Socialismo e planificação, são elementos de uma mesma moeda: o
coletivismo. São elementos que integram um projeto socioeconômico que aniquila a propriedade privada e a livre-concorrência, assim como também se estende para a esfera individual (liberdades individuais), onde o individualismo perde espaço para o coletivo, justamente porque no socialismo não há possibilidade de viver segundo as escolhas pessoais de cada um, mas sim de acordo com o que o coletivo necessita ou julga melhor: logo, quando você advoga favoravelmente à uma planificação, cabe sinalizar que não apenas a economia, mas também toda a sociedade estarão sob julgo de alguns (em nome do coletivo, do estado), ou seja, aniquila-se as liberdades individuais. Já em Planificação e Democracia, Hayek argumenta a incompatibilidade entre planificação (socialismo) e democracia, justamente pela predisposição que as ideias coletivistas possuem à submissão de toda atividade social ao controle do estado, regulando as necessidades da sociedade (o que se julga como tal) intencionalmente controlada. É impossível pressupor uma “homogeneidade” de um corpo social, justamente pelo seu antônimo (heterogeneidade) que marca as relações sociais, ou seja, as pessoas possuem interesses e aspirações distintas entre si, se manifestam de maneira particular, se comportam de maneira particular, possuem uma sua própria opinião. A sociedade possui demandas diversas, dispersas, e relacionadas com forças políticas econômicas para mobilização de seus interesses em relação ao estado (como por exemplo os grupos de pressão em ação no Legislativo). A democracia é um instrumento que assegura, na interação entre estado-indivíduo, a preservação das garantias individuais, assegura o regime das discussões, a negociação de interesses privados (tornados públicos a partir das políticas), a pluralidade de interesses com rotatividade de elites dirigentes via processo eleitoral.
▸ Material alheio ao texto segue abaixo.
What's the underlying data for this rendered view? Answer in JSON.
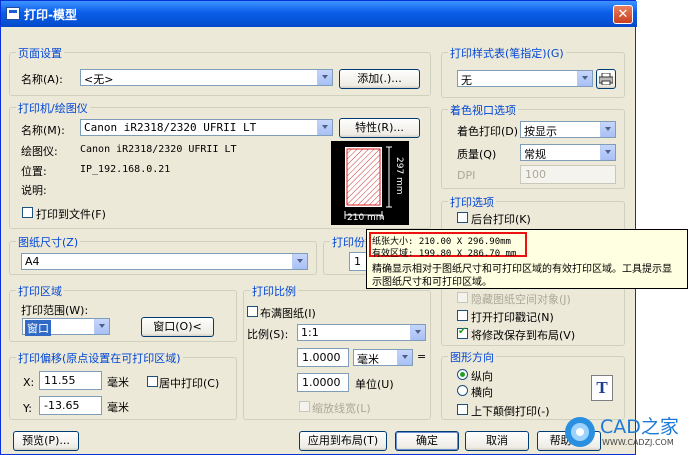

É impossível, assim sendo, conciliar qualquer tipo de coletivismo com
democracia, uma vez que o coletivismo pressupõe um “interesse único”, com rejeição à pluralidade de interesses e discussões, além de que não se exista competição na esfera eleitoral (para composição do legislativo) nem na econômica (a partir da livre-concorrência), muito menos que o mercado sirva de ente distribuidor dos serviços e bens, gerenciando os recursos, de forma não- discriminatória. Não se compatibiliza democracia e socialismo, pois são elementos de natureza e conteúdo distintos, nos meios e nos fins.